Envilder's narrow bet is different on three points:
- The mapping is an explicit
name -> path contract committed as JSON, not a service prefix or shell glue.
- The store is your own cloud. No third-party infrastructure holds the secret.
- The same map drives the CLI here, CI, and in-process resolution through the SDKs, so local dev and runtime read one contract.
If you only ever touch AWS from a shell, you may not need it. The case shows up when you have more than one provider, more than one language, or want the same declared contract locally, in CI, and at runtime.
I ran into this while working on Envilder.
Envilder uses LocalStack for integration testing.
LocalStack needs LOCALSTACK_AUTH_TOKEN.
So I used Envilder to inject the token needed to start the LocalStack environment used to test Envilder.
The tool became its own first customer, which is always a useful kind of feedback.
A Note on LocalStack Auth Tokens
LocalStack's documentation is clear that LOCALSTACK_AUTH_TOKEN should be kept confidential and should not be committed to source control.
This post is not about bypassing that requirement.

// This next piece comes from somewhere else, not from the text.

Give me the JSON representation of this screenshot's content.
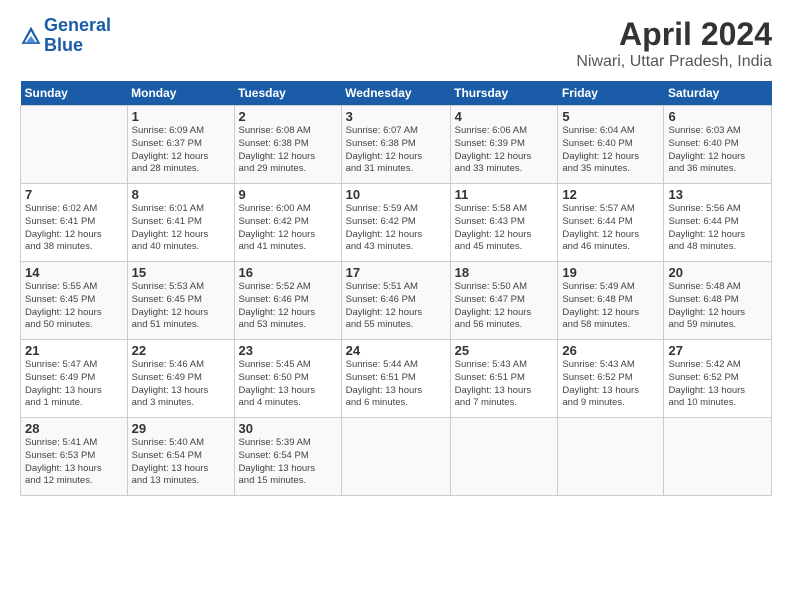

It is about treating the token like any other secret:
- store it safely
- resolve it when needed
- avoid leaking it into Git
- keep the project setup reproducible
For open source maintainers, this matters. A project can require credentials for local or CI workflows and still provide a clean setup path for contributors.
Takeaway
LOCALSTACK_AUTH_TOKEN is just one example of a broader problem.
Projects often need secrets during local development, CI/CD, tests, and runtime. The hard part is not only storing those secrets safely. It is keeping the mapping between "what the app needs" and "where the secret lives" clear and consistent.
The pattern I like is:
secret values outside Git
secret mappings inside Git
one contract for local dev, CI/CD, and runtime
That is the reason I am building Envilder.
Not to add another place to store secrets.
Just to make secret resolution explicit, repeatable, and versionable.